Es muy fácil decir...conocés alguna forma de medir parlantes???? Y esperar que alguien busque las cosas en tu lugar...no?...pues bueno...ese es el tema que yo conozco y que toca lo que preguntaron. Si hay otro....no es mi trabajo buscarlo...


----------



## pipa09 (Mar 17, 2011)

comando_co dijo:


> te mando unos planos en formato PDF para construir diferentes tipos de cajas, para parlantes de varias medidas.

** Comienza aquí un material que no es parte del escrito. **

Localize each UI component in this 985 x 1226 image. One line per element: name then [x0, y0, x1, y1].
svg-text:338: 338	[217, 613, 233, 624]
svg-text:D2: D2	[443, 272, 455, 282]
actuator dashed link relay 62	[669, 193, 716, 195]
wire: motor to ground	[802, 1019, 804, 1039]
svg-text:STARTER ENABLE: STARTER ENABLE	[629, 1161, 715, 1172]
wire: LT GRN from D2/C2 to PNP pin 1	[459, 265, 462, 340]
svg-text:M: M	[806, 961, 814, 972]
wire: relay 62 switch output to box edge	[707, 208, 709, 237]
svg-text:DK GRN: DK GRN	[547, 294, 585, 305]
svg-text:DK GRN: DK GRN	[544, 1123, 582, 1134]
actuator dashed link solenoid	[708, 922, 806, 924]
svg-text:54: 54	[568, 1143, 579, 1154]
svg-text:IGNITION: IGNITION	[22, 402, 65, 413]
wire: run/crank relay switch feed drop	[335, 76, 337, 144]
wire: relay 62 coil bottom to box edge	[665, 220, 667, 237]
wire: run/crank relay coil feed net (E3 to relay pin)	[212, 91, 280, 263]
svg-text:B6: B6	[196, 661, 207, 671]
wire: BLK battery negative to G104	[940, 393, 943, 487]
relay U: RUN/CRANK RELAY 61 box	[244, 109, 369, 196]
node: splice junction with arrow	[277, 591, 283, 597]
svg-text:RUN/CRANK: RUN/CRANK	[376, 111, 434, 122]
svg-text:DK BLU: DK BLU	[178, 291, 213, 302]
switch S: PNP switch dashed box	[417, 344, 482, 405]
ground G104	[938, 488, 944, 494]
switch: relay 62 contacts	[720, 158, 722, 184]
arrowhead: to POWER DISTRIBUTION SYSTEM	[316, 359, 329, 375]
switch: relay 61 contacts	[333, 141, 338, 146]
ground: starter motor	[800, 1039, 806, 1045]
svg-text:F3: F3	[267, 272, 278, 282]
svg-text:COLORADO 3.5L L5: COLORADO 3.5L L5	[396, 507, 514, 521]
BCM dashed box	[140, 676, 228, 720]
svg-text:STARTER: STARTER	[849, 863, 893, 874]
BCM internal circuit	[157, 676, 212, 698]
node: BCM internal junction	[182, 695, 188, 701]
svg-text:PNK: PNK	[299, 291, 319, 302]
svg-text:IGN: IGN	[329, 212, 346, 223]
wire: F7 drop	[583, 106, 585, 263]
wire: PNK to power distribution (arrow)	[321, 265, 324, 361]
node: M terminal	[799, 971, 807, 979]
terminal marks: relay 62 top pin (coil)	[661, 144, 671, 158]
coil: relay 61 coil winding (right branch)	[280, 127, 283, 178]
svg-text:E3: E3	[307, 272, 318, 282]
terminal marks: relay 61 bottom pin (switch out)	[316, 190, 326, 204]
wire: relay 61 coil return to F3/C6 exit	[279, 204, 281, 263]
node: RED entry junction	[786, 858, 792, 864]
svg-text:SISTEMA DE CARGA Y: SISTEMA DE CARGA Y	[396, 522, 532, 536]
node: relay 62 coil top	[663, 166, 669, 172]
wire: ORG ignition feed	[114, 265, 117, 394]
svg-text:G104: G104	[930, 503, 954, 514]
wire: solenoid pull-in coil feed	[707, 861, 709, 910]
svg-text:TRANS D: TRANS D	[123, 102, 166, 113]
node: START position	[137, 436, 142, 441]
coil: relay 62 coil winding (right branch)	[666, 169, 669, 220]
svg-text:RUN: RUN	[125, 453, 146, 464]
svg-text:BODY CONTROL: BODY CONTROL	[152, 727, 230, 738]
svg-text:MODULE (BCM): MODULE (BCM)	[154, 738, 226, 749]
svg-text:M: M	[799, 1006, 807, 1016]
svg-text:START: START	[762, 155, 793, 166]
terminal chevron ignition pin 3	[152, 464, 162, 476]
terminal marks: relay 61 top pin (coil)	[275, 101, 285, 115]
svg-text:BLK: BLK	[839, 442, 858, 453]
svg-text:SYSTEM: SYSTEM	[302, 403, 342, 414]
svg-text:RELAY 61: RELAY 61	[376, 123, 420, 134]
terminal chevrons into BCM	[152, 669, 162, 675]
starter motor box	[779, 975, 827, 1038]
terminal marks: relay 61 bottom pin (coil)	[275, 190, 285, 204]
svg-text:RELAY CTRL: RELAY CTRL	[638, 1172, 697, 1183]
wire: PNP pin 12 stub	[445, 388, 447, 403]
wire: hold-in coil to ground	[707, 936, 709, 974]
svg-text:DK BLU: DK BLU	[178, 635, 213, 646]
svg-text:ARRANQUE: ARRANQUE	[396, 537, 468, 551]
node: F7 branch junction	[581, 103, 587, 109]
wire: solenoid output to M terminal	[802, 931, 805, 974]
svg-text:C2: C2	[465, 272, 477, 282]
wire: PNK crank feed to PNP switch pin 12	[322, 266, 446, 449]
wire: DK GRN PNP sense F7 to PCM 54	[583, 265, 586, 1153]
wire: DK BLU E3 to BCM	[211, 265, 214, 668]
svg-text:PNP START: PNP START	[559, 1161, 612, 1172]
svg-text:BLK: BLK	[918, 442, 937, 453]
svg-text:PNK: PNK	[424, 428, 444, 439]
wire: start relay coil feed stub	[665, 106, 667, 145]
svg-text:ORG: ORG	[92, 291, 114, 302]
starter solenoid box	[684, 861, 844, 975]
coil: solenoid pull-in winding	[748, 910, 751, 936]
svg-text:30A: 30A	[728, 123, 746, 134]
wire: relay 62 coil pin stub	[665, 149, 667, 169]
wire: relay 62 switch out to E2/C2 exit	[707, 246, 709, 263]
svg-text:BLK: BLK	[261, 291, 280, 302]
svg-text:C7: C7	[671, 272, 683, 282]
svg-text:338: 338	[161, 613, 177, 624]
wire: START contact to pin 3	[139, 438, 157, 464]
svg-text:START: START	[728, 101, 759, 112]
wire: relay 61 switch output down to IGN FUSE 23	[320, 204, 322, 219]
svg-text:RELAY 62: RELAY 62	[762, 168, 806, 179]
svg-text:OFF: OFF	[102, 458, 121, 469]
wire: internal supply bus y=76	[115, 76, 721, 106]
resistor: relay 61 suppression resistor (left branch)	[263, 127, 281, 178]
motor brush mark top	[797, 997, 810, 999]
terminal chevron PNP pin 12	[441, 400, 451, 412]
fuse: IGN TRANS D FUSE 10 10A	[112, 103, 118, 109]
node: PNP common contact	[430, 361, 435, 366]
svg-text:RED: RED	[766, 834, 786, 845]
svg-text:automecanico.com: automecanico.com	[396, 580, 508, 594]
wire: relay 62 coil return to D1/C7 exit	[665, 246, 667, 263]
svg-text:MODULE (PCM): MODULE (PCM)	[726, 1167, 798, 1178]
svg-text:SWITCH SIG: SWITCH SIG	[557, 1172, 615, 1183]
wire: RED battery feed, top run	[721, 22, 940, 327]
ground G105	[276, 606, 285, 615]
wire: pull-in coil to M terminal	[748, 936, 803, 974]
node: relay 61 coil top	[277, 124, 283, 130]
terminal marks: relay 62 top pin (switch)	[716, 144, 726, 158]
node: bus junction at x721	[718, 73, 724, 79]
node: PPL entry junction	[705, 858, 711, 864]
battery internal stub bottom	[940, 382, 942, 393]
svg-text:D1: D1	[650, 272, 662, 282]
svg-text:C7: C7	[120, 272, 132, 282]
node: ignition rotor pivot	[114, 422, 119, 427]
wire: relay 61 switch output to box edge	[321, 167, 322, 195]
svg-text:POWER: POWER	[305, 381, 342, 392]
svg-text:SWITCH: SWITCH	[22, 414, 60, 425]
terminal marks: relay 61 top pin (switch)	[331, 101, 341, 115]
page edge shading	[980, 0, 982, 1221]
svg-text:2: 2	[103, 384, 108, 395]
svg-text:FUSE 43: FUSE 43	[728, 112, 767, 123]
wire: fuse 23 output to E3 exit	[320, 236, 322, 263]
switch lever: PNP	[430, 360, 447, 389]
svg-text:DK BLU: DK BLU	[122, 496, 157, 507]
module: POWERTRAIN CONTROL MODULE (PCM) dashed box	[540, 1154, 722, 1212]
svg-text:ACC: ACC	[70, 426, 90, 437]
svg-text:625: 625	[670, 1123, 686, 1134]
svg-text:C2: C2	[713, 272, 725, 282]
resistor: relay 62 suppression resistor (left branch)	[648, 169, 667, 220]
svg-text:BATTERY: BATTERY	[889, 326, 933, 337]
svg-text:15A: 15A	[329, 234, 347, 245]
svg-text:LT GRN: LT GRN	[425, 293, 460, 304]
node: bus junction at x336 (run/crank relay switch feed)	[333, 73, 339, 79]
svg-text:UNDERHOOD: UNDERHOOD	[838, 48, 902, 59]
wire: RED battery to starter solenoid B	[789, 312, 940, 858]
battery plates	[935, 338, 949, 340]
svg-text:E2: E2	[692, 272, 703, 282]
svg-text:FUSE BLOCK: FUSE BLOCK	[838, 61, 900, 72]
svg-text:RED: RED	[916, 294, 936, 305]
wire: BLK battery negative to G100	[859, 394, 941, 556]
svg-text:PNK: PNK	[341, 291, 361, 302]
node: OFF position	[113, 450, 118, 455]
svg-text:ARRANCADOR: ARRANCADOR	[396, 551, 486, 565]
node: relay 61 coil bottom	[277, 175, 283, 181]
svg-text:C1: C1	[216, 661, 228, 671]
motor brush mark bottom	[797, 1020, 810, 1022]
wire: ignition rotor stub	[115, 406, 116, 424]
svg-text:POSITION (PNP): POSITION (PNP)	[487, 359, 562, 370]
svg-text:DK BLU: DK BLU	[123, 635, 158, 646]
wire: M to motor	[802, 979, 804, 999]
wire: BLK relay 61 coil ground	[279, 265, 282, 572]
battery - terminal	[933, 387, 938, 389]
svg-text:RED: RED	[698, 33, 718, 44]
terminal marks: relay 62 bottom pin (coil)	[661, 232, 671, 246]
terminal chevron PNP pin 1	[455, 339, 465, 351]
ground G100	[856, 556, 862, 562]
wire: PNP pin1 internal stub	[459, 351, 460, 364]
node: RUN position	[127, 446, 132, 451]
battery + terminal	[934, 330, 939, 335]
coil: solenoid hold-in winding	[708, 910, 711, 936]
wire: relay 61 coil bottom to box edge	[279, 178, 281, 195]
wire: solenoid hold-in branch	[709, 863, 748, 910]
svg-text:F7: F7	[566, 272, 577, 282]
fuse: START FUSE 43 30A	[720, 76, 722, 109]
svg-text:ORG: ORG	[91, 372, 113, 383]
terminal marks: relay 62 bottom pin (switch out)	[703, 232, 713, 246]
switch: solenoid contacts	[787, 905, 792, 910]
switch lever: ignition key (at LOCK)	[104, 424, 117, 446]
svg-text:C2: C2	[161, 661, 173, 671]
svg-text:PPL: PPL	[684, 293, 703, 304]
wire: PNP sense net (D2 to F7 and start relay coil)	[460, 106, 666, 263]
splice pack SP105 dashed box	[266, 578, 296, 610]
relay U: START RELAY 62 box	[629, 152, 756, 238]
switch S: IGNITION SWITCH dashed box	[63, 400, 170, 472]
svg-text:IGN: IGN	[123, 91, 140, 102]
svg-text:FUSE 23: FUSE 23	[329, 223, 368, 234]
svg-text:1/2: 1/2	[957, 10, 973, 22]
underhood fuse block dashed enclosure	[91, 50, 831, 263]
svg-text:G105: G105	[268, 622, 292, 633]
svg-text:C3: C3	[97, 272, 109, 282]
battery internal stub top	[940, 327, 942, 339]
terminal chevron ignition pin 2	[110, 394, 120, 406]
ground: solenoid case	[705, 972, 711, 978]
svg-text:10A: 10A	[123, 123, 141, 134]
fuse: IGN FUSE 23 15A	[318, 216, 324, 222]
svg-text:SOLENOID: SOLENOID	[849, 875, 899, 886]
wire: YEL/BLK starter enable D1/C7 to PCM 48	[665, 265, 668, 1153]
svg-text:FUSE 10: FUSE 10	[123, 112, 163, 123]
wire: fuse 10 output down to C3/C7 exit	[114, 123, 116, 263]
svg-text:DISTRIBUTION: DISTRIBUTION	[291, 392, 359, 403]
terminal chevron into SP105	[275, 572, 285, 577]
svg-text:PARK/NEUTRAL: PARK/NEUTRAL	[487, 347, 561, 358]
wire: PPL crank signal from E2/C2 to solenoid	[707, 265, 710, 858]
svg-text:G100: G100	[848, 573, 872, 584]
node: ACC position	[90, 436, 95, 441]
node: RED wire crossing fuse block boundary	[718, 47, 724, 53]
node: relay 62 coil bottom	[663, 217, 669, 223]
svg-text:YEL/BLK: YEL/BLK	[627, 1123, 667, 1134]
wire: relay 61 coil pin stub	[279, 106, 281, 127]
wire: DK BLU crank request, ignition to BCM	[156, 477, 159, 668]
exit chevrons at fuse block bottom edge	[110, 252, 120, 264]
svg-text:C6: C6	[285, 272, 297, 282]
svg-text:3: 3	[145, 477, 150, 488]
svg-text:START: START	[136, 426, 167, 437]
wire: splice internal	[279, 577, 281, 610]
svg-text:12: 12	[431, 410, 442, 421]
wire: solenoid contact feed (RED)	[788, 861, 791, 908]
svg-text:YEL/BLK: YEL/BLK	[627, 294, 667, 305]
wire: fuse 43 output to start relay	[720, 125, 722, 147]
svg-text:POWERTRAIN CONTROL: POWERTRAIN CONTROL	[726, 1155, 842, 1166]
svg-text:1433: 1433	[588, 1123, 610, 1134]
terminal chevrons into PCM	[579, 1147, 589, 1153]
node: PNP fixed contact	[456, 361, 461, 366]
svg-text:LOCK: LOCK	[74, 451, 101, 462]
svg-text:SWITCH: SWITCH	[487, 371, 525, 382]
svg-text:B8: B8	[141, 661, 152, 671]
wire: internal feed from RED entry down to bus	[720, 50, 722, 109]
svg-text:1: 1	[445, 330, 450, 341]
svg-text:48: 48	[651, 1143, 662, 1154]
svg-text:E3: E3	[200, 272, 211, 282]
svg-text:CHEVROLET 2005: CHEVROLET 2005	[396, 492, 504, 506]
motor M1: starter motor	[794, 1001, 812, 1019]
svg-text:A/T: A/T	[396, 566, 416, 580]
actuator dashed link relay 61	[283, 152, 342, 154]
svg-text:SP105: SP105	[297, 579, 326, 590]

Pero estos planos estan diseñados para algun parlante en especifico no?
No creo que sean para todos los parlantes!


----------



## juanfilas (Mar 18, 2011)

exactamente pipa, esos planos no sirven para nada, ya que todos los parlantes tienen t/s distintos, por supuesto que si metes cualquier parlante en cualquier caja suena... pero suena MAL, y como el oído nos miente creemos que hicimos el mejor bafle del mundo y en realidad es pura subjeción ...


----------



## pipa09 (Mar 18, 2011)

juanfilas dijo:


> exactamente pipa, esos planos no sirven para nada, ya que todos los parlantes tienen t/s distintos, por supuesto que si metes cualquier parlante en cualquier caja suena... pero suena MAL, y como el oído nos miente creemos que hicimos el mejor bafle del mundo y en realidad es pura subjeción ...




Es verdad, veo que por ahi piden diseños de tal o cual marca para armar sus bafles y luego le colocan un parlante totalmente distinto para el cual se diseño.


----------



## Guille789 (Ago 18, 2020)

Hola, te pregunto, me acabo de comprar un subwoofer nipón américa 8 pulgadas 100w rms y no especifica que litraje lleva el cajón, tenés una idea de cuánto puede llevar?


----------



## ska_gatotw (Ago 18, 2020)

Guille789 dijo:


> Hola, te pregunto, me acabo de comprar un subwoofer nipón américa 8 pulgadas 100w rms y no especifica que litraje lleva el cajón, tenés una idea de cuánto puede llevar?


¿No leíste absolutamente nada? buscá la forma de medir los parlantes, hay dos topics por demás de claros en el foro. Cualquier otra cosa que hagas da igual porque estás a ciegas.


----------